CU Algebraic Lie Theory Seminar

CU Algebraic Lie Theory Seminar


Applications of polytopes to the representation theory of Lie algebras

Tyrrell McAllister, Wyoming

November 12, 2009
2-3pm
Math 220

Abstract

Polyhedral geometry has long provided insight into the representations of Lie algebras. An early example of the polyhedral approach was the introduction of the Gelfand--Tsetlin polytopes in the 1950's. More recently, Berenstein and Zelevinsky in 2001 encoded tensor product multiplicities for semi-simple Lie algebras as the number of integer lattice points in certain families of polyhedra. These results have theoretical implications as well as concrete computational applications.

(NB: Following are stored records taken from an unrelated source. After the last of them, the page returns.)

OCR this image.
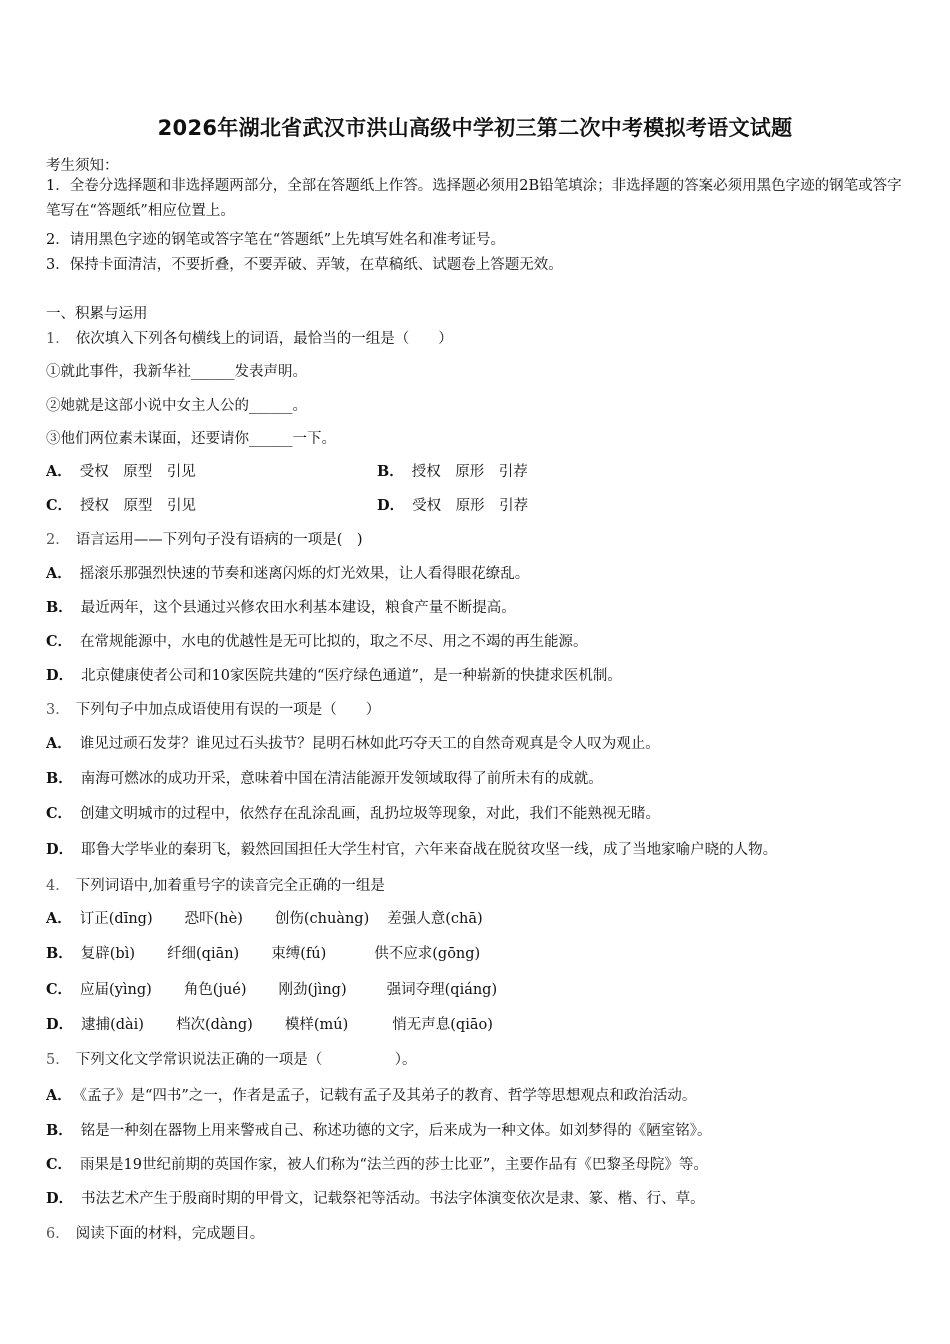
2026年湖北省武汉市洪山高级中学初三第二次中考模拟考语文试题
考生须知：
1．全卷分选择题和非选择题两部分，全部在答题纸上作答。选择题必须用2B铅笔填涂；非选择题的答案必须用黑色字迹的钢笔或答字笔写在“答题纸”相应位置上。
2．请用黑色字迹的钢笔或答字笔在“答题纸”上先填写姓名和准考证号。
3．保持卡面清洁，不要折叠，不要弄破、弄皱，在草稿纸、试题卷上答题无效。
一、积累与运用
1． 依次填入下列各句横线上的词语，最恰当的一组是（　　）
①就此事件，我新华社______发表声明。
②她就是这部小说中女主人公的______。
③他们两位素未谋面，还要请你______一下。
A． 受权　原型　引见	B． 授权　原形　引荐
C． 授权　原型　引见	D． 受权　原形　引荐
2． 语言运用——下列句子没有语病的一项是(　)
A． 摇滚乐那强烈快速的节奏和迷离闪烁的灯光效果，让人看得眼花缭乱。
B． 最近两年，这个县通过兴修农田水利基本建设，粮食产量不断提高。
C． 在常规能源中，水电的优越性是无可比拟的，取之不尽、用之不竭的再生能源。
D． 北京健康使者公司和10家医院共建的“医疗绿色通道”，是一种崭新的快捷求医机制。
3． 下列句子中加点成语使用有误的一项是（　　）
A． 谁见过顽石发芽？谁见过石头拔节？昆明石林如此巧夺天工的自然奇观真是令人叹为观止。
B． 南海可燃冰的成功开采，意味着中国在清洁能源开发领域取得了前所未有的成就。
C． 创建文明城市的过程中，依然存在乱涂乱画，乱扔垃圾等现象，对此，我们不能熟视无睹。
D． 耶鲁大学毕业的秦玥飞，毅然回国担任大学生村官，六年来奋战在脱贫攻坚一线，成了当地家喻户晓的人物。
4． 下列词语中,加着重号字的读音完全正确的一组是
A． 订正(dīng) 恐吓(hè) 创伤(chuàng) 差强人意(chā)
B． 复辟(bì) 纤细(qiān) 束缚(fú)	供不应求(gōng)
C． 应届(yìng) 角色(jué) 刚劲(jìng)	强词夺理(qiáng)
D． 逮捕(dài) 档次(dàng) 模样(mú)	悄无声息(qiāo)
5． 下列文化文学常识说法正确的一项是（　　　　　）。
A． 《孟子》是“四书”之一，作者是孟子，记载有孟子及其弟子的教育、哲学等思想观点和政治活动。
B． 铭是一种刻在器物上用来警戒自己、称述功德的文字，后来成为一种文体。如刘梦得的《陋室铭》。
C． 雨果是19世纪前期的英国作家，被人们称为“法兰西的莎士比亚”，主要作品有《巴黎圣母院》等。
D． 书法艺术产生于殷商时期的甲骨文，记载祭祀等活动。书法字体演变依次是隶、篆、楷、行、草。
6． 阅读下面的材料，完成题目。
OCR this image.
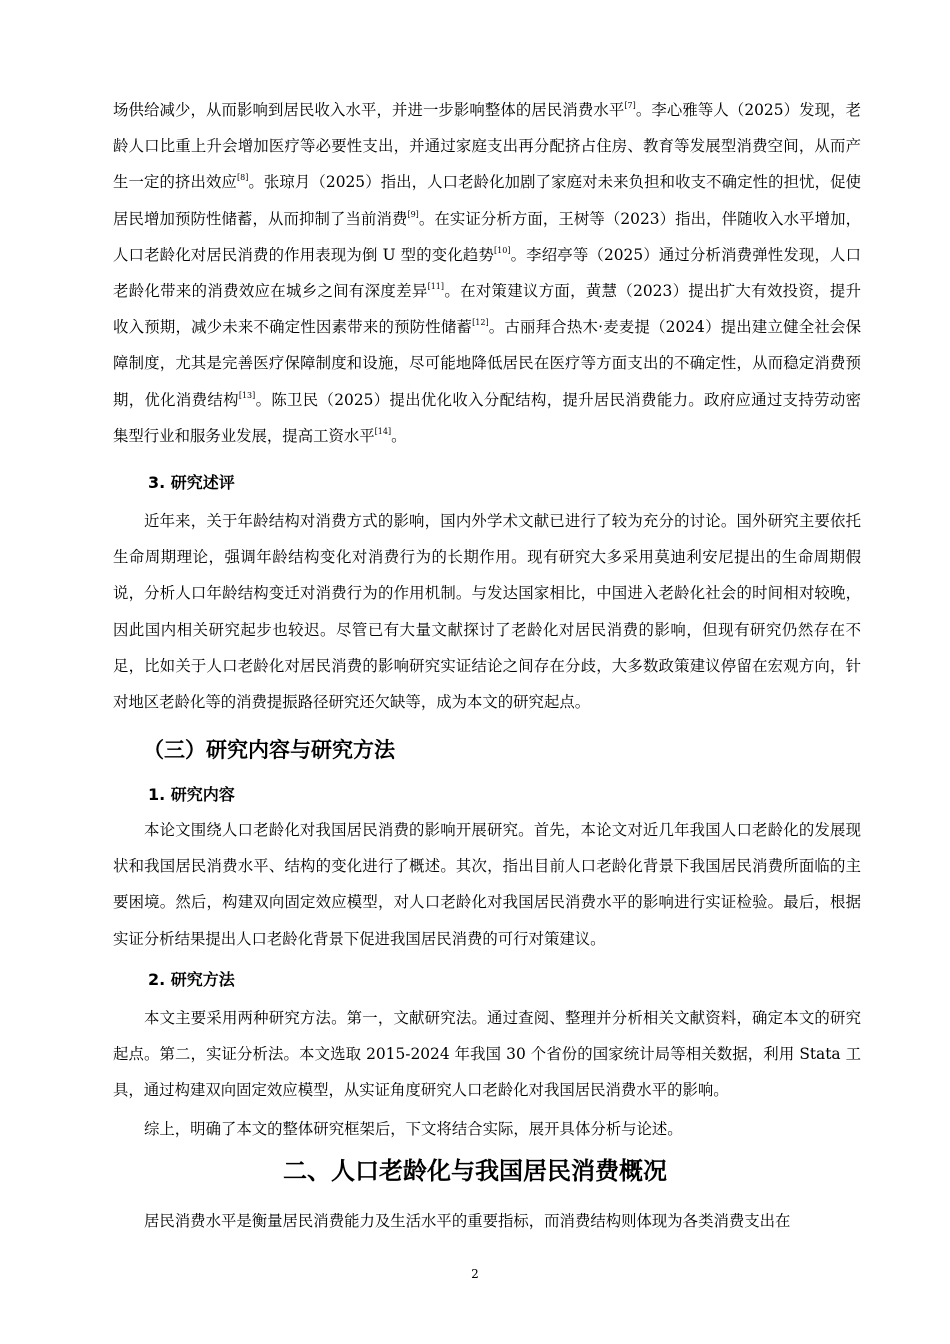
场供给减少，从而影响到居民收入水平，并进一步影响整体的居民消费水平[7]。李心雅等人（2025）发现，老龄人口比重上升会增加医疗等必要性支出，并通过家庭支出再分配挤占住房、教育等发展型消费空间，从而产生一定的挤出效应[8]。张琼月（2025）指出，人口老龄化加剧了家庭对未来负担和收支不确定性的担忧，促使居民增加预防性储蓄，从而抑制了当前消费[9]。在实证分析方面，王树等（2023）指出，伴随收入水平增加，人口老龄化对居民消费的作用表现为倒 U 型的变化趋势[10]。李绍亭等（2025）通过分析消费弹性发现，人口老龄化带来的消费效应在城乡之间有深度差异[11]。在对策建议方面，黄慧（2023）提出扩大有效投资，提升收入预期，减少未来不确定性因素带来的预防性储蓄[12]。古丽拜合热木·麦麦提（2024）提出建立健全社会保障制度，尤其是完善医疗保障制度和设施，尽可能地降低居民在医疗等方面支出的不确定性，从而稳定消费预期，优化消费结构[13]。陈卫民（2025）提出优化收入分配结构，提升居民消费能力。政府应通过支持劳动密集型行业和服务业发展，提高工资水平[14]。

3. 研究述评

近年来，关于年龄结构对消费方式的影响，国内外学术文献已进行了较为充分的讨论。国外研究主要依托生命周期理论，强调年龄结构变化对消费行为的长期作用。现有研究大多采用莫迪利安尼提出的生命周期假说，分析人口年龄结构变迁对消费行为的作用机制。与发达国家相比，中国进入老龄化社会的时间相对较晚，因此国内相关研究起步也较迟。尽管已有大量文献探讨了老龄化对居民消费的影响，但现有研究仍然存在不足，比如关于人口老龄化对居民消费的影响研究实证结论之间存在分歧，大多数政策建议停留在宏观方向，针对地区老龄化等的消费提振路径研究还欠缺等，成为本文的研究起点。

（三）研究内容与研究方法
1. 研究内容

本论文围绕人口老龄化对我国居民消费的影响开展研究。首先，本论文对近几年我国人口老龄化的发展现状和我国居民消费水平、结构的变化进行了概述。其次，指出目前人口老龄化背景下我国居民消费所面临的主要困境。然后，构建双向固定效应模型，对人口老龄化对我国居民消费水平的影响进行实证检验。最后，根据实证分析结果提出人口老龄化背景下促进我国居民消费的可行对策建议。

2. 研究方法

本文主要采用两种研究方法。第一，文献研究法。通过查阅、整理并分析相关文献资料，确定本文的研究起点。第二，实证分析法。本文选取 2015-2024 年我国 30 个省份的国家统计局等相关数据，利用 Stata 工具，通过构建双向固定效应模型，从实证角度研究人口老龄化对我国居民消费水平的影响。

综上，明确了本文的整体研究框架后，下文将结合实际，展开具体分析与论述。

二、人口老龄化与我国居民消费概况

居民消费水平是衡量居民消费能力及生活水平的重要指标，而消费结构则体现为各类消费支出在

2
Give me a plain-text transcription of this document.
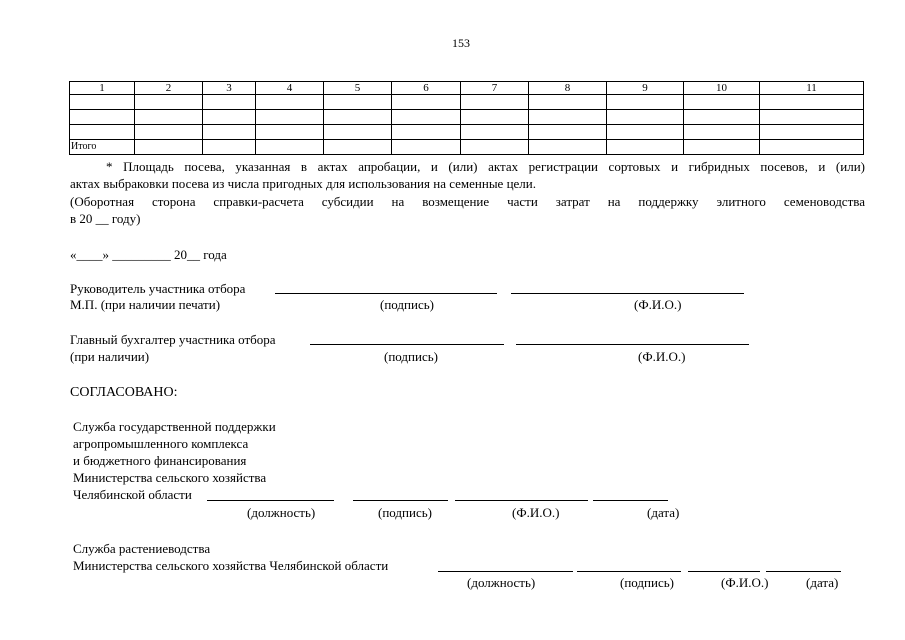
153
1	2	3	4	5	6	7	8	9	10	11

Итого										
* Площадь посева, указанная в актах апробации, и (или) актах регистрации сортовых и гибридных посевов, и (или)
актах выбраковки посева из числа пригодных для использования на семенные цели.
(Оборотная сторона справки-расчета субсидии на возмещение части затрат на поддержку элитного семеноводства
в 20 __ году)
«____» _________ 20__ года
Руководитель участника отбора
М.П. (при наличии печати)	(подпись)	(Ф.И.О.)
Главный бухгалтер участника отбора
(при наличии)	(подпись)	(Ф.И.О.)
СОГЛАСОВАНО:
Служба государственной поддержки
агропромышленного комплекса
и бюджетного финансирования
Министерства сельского хозяйства
Челябинской области
(должность)	(подпись)	(Ф.И.О.)	(дата)
Служба растениеводства
Министерства сельского хозяйства Челябинской области
(должность)	(подпись)	(Ф.И.О.)	(дата)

We discuss a particular combinatorial structure on Gelfand--Tsetlin polytopes, which we call their tiling poset. We use this combinatorial structure to compute the degrees of so-called "stretched Kostka coefficients", which express the dimension of a weight space as the parametrizing weights are scaled by an integer parameter. We also discuss applications of polyhedral algorithms to the computational complexity of tensor-product multiplicities. We mention some conjectures motivated by the polyhedral interpretation of these coefficients, including a conjecture that, if true, generalizes the Saturation Theorem of A. Knutson and T. Tao.